Миракль рядового дня Логинов Святослав
День начинался обычный – невеликий праздник святого Стефана, и жизнь шла будним порядком, только маленький Стефан бегал по случаю именин в новой, специально для того сшитой рубахе, да Ханна торопилась дошить штаны Якову. Это тоже был подарок имениннику: старые Яковы штаны должны были отойти Базилю, и тогда Базилевы порты, из которых он напрочь вырос, станут первой мужской одёжей Стефана. Ещё к вечеру готовился пирог. И ничто поначалу не предвещало чудес, но к полудню явилось знамение. Тяжко ударило вдруг в безбрежно голубеющем небе, грохнуло, но не трескучим грозовым раскатом, а словно сам Антихрист хлопнул единожды в ладоши, или лопнул туго надутый бычий пузырь, да так лопнул, что качнулись деревья, дрогнули дома, а улежавшиеся за годы брёвна стен заскрипели, укладываясь по-новому. Разом смолкли птицы, зато собаки со всех дворов завыли, скликая беду. И с треснувшего неба ответно завыло, ровным утекающим звуком.

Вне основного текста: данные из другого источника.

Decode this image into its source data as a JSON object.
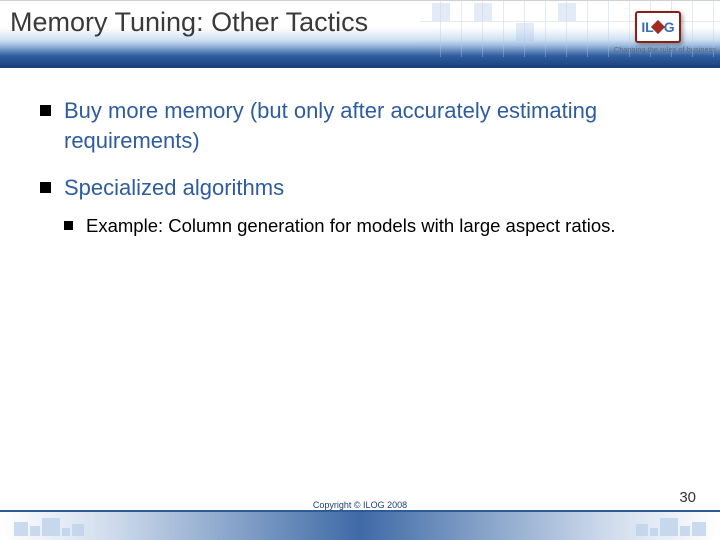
{
  "header": {
    "title": "Memory Tuning: Other Tactics",
    "logo": {
      "text_left": "I L",
      "text_right": "G",
      "tagline": "Changing the rules of business"
    }
  },
  "bullets": [
    {
      "text": "Buy more memory (but only after accurately estimating requirements)"
    },
    {
      "text": "Specialized algorithms",
      "sub": [
        {
          "text": "Example: Column generation for models with large aspect ratios."
        }
      ]
    }
  ],
  "footer": {
    "copyright": "Copyright © ILOG 2008",
    "page_number": "30"
  }
}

Малыши, разбредшиеся между сараев, разом кинулись домой, а Лидия – старшая дочь Атанаса, оставила колыбель с новорожденным братом и метнулась зачем-то собирать развешенное после стирки бельё. Ханна, кинув рукоделье, плеснула воды в открытый дворовый очаг, на котором кипела к ужину похлёбка, и принялась сгонять во двор домашнюю птицу. Других взрослых возле дома не случилось, так что растерянность и испуг Ханны тут же передались младшим. Несколько малышей разом заревели, добавляя шуму в общий переполох. Удаляющийся небесный гул растворился в гомоне, но этого уже никто не замечал.
– Дети, домой! – надрывно крикнула Ханна, распахивая двери.
Но на пороге, загораживая проход, стоял Матфей – глава семьи: отец, дед и прадед всех живших на хуторе. По старости дед Матфей уже не выходил из дому, лишь по горнице ковылял, опираясь на палку, но слово его было законом и для маленьких, и для бородатых. Ханна остановилась было, но Матфей, сдвинувшись к косяку, проговорил:
– Детей загоняй, а птицу – обожди.
Сам же, приставив ко лбу ладонь, оглядел чистое небо, дорогу со спящей пылью, двор. Поймал за плечо Лидию, спешащую с ворохом тряпья, развернул назад.
– Раскудахтались, – проворчал он, хотя при появлении деда все разом затихли, даже Стефан и прадедов любимец – малыш Матфей-Матюшка примолкли. – И огонь залила, – продолжал дед, – а народ с поля вернётся, чем кормить будешь? Страхом твоим? Видишь же – нет ничего.
Ханна вернулась к очагу, наклонилась, отыскивая незагашенные угли. Дед Матфей медленно спустился с крыльца, уселся на завалинке, окидывая сторожким, не потускневшим с годами взглядом дальние и ближние окрестности, потому что хоть и отчитал молодуху за переполох, но сам был неспокоен.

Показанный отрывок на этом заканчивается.